Wednesday, 22 October 2008

Firenze Bulletin

Wednesday 22 October 2008
I headed to the train station to catch a train to Pistoia but just missed one so I searched for the Marino Marini museum – it was well worth visiting plus I could get in free when I went to the museum in Pistoia. So back to the train station where I caught the slooooow train to Pistoia
Pistoia

Pistoia Baptistery
Funny little town – very, very quiet. Visited my second Marino Marini museum for the day - he was actually born in Pistoia - some really interesting pieces of sculpture, paintings and some great family photos. Had very nice lunch at their caffe, sat in the garden and had bruschetta - a large slice of lightly toasted bread with a thin layer of cream cheese, tomato, corn, ruccola and ham - really tasty. Wandered off to see the rest of the town and while I was taking photos in the Piazza del Duomo I was "accosted" by a man, who asked if I was by myself - he is a retired teacher and obviously dying to speak to people, so he "dragged" me around town, pointing out all the interesting sites - things I would never have noticed. We went into the Bank of Siena which is in the most fantabulous building. We were chatting and wandered around town but he then picked up a Dutch couple and we started the whole trip again. I was going to buy him a drink or coffee but had to say arrivederci and head off the train station. I just missed a train to Florence. Sitting on the platform for the next train when I hear it is in ritardo (only Italian in Pistoia) - okay. Next thing I look at the noticeboard and the train is going to Lucca - help! Rush down the stairs to look at the big noticeboard - my train seems to have disappeared but there is a slow train to Florence in 5 minutes from another platform. I race up the stairs, down the platform, cross the tracks and jump on the train - oh boy.

Back home I decided to head to Sabatino's for dinner. It is just outside the San Frediano gates and supposedly where locals eat – well, maybe, but it was a bit ordinary. I had insalata mista and rosbif with potatoes - they came together - on separate plates - the rosbif was two thin slices of very rare meat barely warm with small worn out potatoes. I’m guessing that even though this was on the menu, it was definitely not the thing to choose. The salad was quite nice. The glass of red wine tasted good but had a kick to it.

Yesterday I wandered around town looking for of all things somewhere to get a manicure. I found lots of men's hairdressing places that did them but eventually made an appointment for this morning at a very prestigious place right on the main street. There was a huge student demonstration in the city, it's been on the news for ages but still don't know what it is about - must have been thousands of students milling around Piazza del Duomo and the streets running off from it. The roads were blocked, there were police and chanting, slogan-waving students everywhere.

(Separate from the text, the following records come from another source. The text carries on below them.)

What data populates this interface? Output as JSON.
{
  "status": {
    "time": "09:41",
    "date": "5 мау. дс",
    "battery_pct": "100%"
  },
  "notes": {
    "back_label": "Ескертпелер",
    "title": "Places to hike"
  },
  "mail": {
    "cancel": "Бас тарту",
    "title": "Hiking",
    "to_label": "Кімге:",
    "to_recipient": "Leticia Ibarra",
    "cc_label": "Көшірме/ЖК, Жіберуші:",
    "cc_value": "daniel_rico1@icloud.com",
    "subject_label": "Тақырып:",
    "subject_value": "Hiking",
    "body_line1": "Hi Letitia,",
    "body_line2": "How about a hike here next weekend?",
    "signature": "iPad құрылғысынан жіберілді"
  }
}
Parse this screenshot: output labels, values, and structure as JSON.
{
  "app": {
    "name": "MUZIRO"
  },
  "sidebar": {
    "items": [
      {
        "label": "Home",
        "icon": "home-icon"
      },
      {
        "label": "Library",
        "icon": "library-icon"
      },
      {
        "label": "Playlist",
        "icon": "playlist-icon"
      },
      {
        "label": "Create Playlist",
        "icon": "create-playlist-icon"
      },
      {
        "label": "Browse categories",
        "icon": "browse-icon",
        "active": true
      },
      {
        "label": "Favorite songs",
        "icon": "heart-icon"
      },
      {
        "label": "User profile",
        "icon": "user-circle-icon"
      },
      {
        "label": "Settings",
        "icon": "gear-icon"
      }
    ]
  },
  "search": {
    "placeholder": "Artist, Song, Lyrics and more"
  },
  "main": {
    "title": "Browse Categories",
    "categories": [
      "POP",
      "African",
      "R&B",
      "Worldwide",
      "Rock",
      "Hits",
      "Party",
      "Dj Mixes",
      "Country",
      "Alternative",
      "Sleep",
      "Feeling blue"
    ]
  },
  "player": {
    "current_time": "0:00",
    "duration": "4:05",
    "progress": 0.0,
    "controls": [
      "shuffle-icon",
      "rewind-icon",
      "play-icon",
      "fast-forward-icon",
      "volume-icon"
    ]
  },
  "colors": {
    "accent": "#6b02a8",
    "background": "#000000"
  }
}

Visited the Museum of Belle Arti to see the Giovanni Fattori exhibition - this was really interesting and certainly different from all the old artwork I have been looking at. On the way home I had a cup of hot chocolate at Rivoire, almost solid chocolate, no milk - just thick chocolate. I was nearly home when I saw a hairdressing salon, popped in and they did my nails then, so had to ring up the other place this morning to cancel.

Also last night I went to see La Boheme at St Mark's English church in via Maggio - about 5 mins walk away. Couldn't find anywhere to eat, so after walking around in circles finally came back to Ristorante Ricchi in Piazza Santo Spirito - well, it was an excellent meal and I didn't have my camera with me. While I was there a gentleman started chatting to me, he'd just arrived in Florence from Abruzzo. Because I didn't have much time before the opera, he helped out with the service. We chatted across tables and he even offered me some of his wine but I said that I would fall asleep in the opera if I had another glass. I had salmon risotto, which was truly beautiful to look at and tasted really good, with a small side of caviar. A little free appetiser was tiny fish fillets maybe herring, very tasty. So, mille grazie signore and signorina and off to the night at the Opera. The church is lovely. I think it is still a consecrated church. There was a good MC who explained what was going on - not an opera but scenes from the opera - and four wonderful singers. I cried at the end not just because Mimi was dying but because Musetta pawned her earrings to buy her friend a muff for her frozen hands. Then a quick race back home through the dark streets and crashed about 11.30.

Tomorrow, I have to get up early as I have my extremely cheap commune organised trip to the Chianti region. I am really looking forward to that.